In general, Children with no children pay higher income tax. There is not even a country that pays less than two in two types of homes with children. However, in many countries, three types of homes are the same for income tax. These include Estonia, Finland, Greece, Lithuania, Norway, Sweden, Turkey and the United Kingdom.
On the other hand, does not mean that net pay rates are the same. The Social security contributions and family grants make differences In the global net income.

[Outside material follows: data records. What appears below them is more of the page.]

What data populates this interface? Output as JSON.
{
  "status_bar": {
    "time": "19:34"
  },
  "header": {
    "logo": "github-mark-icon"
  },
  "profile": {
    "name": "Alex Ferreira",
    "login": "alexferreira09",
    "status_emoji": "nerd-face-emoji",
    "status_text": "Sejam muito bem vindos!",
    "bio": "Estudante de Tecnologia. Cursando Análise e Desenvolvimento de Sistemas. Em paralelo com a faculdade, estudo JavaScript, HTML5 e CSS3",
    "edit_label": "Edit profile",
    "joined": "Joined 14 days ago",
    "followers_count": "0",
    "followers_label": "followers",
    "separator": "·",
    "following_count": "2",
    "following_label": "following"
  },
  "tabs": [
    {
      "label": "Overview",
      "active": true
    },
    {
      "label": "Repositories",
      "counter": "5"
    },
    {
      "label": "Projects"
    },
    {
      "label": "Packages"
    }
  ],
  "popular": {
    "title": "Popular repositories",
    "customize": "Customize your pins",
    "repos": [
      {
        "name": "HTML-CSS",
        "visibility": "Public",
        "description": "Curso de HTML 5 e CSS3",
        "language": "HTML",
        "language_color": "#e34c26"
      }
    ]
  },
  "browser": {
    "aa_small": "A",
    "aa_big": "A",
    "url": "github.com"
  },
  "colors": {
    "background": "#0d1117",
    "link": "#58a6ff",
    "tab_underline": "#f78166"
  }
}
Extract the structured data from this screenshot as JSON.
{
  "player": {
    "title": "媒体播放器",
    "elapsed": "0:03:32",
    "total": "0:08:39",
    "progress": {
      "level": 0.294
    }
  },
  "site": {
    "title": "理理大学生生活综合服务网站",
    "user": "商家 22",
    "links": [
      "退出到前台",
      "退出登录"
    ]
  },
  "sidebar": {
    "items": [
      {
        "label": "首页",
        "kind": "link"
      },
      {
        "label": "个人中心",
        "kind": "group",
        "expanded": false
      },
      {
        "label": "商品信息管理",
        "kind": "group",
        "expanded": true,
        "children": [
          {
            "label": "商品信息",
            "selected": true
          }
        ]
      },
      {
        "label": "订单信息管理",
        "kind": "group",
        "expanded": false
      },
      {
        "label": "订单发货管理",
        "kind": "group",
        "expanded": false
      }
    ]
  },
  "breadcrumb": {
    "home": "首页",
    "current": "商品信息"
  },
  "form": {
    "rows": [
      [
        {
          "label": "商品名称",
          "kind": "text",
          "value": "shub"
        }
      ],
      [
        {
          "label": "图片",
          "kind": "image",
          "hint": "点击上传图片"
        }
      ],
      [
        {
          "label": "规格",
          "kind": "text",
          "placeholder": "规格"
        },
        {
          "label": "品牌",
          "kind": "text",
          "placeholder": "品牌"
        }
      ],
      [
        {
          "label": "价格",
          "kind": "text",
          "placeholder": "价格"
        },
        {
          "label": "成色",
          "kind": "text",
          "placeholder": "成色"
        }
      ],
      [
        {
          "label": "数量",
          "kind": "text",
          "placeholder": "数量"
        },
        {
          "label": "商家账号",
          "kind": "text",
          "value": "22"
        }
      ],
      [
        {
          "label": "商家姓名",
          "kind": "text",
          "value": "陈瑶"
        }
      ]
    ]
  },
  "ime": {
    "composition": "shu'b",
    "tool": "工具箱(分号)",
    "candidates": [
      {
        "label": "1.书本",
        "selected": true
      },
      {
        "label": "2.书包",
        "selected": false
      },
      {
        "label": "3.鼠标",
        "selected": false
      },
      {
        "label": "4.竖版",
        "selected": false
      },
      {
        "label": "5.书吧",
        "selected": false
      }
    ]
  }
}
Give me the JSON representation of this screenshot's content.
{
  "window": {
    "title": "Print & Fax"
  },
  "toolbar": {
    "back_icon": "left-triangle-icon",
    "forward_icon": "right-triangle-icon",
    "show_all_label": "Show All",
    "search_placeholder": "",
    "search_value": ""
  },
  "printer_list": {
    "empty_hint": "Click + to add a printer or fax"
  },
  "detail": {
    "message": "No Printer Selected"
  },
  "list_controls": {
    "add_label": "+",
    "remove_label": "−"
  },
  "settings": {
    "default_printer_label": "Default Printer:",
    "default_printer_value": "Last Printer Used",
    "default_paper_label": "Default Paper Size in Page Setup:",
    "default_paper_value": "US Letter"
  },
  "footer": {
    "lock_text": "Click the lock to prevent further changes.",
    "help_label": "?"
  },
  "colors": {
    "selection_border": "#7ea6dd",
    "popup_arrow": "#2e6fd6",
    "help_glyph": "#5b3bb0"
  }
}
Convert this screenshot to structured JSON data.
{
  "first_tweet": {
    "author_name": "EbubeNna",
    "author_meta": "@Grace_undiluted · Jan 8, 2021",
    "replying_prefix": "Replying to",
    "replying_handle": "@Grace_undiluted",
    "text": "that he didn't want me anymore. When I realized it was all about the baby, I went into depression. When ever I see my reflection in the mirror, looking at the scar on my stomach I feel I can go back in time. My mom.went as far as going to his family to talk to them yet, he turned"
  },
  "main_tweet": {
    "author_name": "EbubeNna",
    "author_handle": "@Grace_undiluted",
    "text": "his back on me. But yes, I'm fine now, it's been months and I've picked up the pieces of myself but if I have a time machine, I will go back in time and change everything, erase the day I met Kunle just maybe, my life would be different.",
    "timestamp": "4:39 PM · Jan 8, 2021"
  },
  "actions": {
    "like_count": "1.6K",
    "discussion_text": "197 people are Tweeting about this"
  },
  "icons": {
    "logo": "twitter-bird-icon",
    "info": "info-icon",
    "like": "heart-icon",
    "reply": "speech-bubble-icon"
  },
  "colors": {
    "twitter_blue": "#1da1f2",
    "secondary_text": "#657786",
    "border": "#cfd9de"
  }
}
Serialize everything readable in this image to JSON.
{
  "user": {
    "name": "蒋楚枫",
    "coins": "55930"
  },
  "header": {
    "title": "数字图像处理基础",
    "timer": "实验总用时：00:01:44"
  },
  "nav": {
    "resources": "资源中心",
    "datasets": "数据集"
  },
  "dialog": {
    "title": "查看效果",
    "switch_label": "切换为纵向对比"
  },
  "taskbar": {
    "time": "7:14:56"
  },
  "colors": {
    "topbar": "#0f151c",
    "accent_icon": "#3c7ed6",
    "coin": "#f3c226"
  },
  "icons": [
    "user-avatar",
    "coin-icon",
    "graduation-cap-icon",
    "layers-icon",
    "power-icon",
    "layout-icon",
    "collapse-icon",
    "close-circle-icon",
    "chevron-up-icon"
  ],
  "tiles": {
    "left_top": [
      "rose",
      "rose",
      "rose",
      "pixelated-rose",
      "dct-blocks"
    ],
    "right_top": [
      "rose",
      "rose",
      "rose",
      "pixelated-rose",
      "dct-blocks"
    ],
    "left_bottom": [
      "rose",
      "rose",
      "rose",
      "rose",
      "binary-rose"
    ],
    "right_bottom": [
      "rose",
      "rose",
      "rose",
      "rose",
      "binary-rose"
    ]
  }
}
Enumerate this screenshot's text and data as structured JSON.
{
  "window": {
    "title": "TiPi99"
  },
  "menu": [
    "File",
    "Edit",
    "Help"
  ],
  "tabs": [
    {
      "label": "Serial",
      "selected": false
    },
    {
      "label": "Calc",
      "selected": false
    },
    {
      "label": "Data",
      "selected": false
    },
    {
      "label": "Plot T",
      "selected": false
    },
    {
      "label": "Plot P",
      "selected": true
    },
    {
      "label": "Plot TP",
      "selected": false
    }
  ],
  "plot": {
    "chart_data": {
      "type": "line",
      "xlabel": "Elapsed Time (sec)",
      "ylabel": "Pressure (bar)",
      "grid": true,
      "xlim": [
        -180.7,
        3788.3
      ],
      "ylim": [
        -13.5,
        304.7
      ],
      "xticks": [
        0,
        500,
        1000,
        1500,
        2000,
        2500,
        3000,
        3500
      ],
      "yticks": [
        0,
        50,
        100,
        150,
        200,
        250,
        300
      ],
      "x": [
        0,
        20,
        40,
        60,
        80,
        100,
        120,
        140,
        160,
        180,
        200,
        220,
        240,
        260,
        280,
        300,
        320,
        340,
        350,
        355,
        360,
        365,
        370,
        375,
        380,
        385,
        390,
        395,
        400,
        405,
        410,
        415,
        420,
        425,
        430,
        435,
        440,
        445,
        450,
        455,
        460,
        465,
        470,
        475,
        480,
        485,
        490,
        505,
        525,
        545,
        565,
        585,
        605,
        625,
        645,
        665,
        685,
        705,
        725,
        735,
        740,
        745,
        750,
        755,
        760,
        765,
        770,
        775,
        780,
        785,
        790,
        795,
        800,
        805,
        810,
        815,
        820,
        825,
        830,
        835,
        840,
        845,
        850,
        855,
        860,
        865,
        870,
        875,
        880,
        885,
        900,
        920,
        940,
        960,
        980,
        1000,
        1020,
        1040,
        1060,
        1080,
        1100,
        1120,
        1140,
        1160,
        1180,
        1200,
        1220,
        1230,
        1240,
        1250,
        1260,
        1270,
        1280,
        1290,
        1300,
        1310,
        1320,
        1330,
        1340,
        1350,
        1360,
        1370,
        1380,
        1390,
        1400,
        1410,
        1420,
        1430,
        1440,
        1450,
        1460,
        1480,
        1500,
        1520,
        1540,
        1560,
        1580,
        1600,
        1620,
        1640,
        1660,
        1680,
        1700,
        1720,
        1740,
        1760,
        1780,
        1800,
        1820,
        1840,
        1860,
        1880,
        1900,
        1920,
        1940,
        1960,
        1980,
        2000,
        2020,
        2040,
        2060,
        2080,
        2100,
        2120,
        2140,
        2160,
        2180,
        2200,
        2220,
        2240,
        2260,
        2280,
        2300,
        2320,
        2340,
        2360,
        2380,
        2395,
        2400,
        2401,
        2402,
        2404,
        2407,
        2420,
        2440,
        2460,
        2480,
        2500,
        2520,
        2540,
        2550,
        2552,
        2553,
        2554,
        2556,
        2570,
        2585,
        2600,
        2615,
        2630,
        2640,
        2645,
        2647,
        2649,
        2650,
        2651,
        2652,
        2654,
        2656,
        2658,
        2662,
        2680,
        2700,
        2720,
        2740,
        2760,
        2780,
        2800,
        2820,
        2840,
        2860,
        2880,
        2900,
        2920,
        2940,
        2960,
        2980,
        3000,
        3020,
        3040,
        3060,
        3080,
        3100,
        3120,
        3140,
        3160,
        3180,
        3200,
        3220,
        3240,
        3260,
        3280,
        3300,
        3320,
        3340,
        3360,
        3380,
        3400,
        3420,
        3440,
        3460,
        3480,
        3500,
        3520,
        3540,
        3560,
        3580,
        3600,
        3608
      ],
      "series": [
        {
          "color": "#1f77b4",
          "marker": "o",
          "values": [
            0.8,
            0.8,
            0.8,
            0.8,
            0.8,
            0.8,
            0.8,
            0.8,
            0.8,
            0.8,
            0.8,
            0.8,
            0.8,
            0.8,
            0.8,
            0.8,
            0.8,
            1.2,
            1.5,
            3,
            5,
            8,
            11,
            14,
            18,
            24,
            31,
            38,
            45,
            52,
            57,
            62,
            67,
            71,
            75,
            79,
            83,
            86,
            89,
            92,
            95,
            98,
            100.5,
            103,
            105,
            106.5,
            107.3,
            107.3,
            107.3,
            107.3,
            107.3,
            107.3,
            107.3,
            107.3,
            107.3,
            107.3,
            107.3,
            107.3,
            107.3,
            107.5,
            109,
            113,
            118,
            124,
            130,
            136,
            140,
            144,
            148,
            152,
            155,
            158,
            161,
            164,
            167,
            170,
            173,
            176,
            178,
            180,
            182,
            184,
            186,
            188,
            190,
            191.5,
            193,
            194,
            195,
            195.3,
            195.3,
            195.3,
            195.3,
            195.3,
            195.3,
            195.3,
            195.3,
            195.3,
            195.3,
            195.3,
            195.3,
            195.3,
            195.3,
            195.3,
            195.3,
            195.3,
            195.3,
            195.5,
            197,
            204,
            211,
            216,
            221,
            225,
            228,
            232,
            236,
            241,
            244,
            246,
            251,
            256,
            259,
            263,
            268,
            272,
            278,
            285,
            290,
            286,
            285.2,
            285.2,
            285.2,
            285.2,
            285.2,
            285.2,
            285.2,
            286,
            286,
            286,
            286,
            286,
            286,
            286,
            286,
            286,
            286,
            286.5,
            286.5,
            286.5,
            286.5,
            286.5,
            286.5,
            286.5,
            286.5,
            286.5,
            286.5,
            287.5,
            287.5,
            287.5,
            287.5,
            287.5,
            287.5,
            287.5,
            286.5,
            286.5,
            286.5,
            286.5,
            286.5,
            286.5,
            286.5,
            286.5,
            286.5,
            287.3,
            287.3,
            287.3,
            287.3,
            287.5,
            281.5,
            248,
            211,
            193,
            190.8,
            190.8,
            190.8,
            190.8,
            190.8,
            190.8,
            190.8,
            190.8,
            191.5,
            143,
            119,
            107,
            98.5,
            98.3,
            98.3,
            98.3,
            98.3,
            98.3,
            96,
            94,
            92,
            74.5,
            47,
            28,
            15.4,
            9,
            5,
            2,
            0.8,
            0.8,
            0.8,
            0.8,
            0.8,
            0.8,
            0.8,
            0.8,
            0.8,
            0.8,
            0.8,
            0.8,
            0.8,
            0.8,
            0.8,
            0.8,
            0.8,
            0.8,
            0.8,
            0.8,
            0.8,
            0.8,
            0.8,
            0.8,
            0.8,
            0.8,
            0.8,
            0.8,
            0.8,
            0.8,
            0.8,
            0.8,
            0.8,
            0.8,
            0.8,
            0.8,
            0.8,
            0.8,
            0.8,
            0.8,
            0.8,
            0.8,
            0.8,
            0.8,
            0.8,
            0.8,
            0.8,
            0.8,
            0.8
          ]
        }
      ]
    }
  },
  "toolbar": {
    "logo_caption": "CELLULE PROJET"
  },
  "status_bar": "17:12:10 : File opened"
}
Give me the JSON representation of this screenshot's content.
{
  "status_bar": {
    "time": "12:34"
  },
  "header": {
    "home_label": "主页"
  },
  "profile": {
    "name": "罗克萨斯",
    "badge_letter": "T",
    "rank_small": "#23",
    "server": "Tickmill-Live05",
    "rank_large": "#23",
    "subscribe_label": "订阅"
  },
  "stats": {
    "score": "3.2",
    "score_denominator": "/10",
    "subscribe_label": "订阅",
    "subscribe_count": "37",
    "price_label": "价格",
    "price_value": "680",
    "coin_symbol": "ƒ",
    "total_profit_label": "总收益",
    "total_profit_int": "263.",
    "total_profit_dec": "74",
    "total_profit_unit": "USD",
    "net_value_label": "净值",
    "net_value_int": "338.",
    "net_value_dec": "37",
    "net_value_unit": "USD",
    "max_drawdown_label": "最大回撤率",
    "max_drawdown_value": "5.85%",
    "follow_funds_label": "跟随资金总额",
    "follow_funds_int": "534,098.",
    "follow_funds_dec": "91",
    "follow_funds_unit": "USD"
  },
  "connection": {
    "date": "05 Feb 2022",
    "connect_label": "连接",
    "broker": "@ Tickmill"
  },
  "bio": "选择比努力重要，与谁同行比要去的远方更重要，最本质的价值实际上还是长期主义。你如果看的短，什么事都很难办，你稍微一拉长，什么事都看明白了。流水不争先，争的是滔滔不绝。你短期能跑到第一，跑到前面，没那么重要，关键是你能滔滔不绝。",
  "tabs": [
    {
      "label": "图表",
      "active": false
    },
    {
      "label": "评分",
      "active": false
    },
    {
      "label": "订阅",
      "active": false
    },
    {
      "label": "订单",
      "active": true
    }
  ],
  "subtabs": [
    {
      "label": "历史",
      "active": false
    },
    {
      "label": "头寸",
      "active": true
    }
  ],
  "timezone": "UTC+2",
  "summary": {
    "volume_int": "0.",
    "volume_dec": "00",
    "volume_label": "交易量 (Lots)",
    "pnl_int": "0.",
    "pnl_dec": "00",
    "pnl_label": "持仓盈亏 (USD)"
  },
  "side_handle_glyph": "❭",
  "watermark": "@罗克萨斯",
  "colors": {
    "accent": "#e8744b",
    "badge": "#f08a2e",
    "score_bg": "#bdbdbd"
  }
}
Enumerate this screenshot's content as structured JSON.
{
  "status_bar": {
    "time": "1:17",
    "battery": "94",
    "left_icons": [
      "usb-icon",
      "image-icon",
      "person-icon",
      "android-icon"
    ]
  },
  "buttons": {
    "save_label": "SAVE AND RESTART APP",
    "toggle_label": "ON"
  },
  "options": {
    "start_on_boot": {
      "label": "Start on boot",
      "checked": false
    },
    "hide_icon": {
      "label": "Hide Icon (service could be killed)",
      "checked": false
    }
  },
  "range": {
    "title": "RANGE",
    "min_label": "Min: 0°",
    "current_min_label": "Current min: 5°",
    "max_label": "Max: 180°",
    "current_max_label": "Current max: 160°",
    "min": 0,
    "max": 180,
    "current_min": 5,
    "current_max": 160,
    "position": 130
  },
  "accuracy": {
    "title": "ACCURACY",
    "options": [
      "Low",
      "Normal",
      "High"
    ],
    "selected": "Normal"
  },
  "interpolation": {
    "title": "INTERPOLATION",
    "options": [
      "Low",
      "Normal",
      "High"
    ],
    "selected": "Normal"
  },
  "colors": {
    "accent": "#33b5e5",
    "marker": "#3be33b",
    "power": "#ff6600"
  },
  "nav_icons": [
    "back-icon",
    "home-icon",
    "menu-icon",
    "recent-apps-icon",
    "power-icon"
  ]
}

The main trends of the income tax of natural people in Europe
- Denmark is a country with the highest financial pressure In income in all kinds of homes. Belgium and Iceland record relatively high tax conditions, especially for single persons.
- Slovakia and Germany show unusual formsWith a negative income tax for a member with children. Slovakia reflects a principle aimed at supporting families of families.
- Polish and Czech They are in countries Lower line types In three options.
- Las Nortic states They have them formally High taxRegardless of the type of house. Western Europe follows them, with moderately high types, especially single.
- States Eastern to They usually hold Low tax types.
Income Tax Increase with Income Level
To explore how income tax varieties differ in accordance with income level, we focus on single individuals who do not have children. This includes comparison Three income levels:
- 67% of the average salary of each country
- 100% of the average salary
- 167% of the average salary
One of the 27 countries analyzed, all except Hungary is a Progressive financial systemIncrease income tax varieties as income increases.
For example, Ue – The report contains 22 member states – the average varieties of these three incomes are 12.1%, 17.2%and 23.1%respectively.
Compared to 100% of the average salary they earn 167%, Sweden records the largest increase in income tax: 78%of a tab, 16.1%to 28.7%.
The increase in the Netherlands, United Kingdom, Poland, Germany, Greece, Portugal and Austria was more than 50%. Rather, the A small increase inIn less than 10%, in Estonia, Lithuania and Latvia, Hungary was recorded without changes.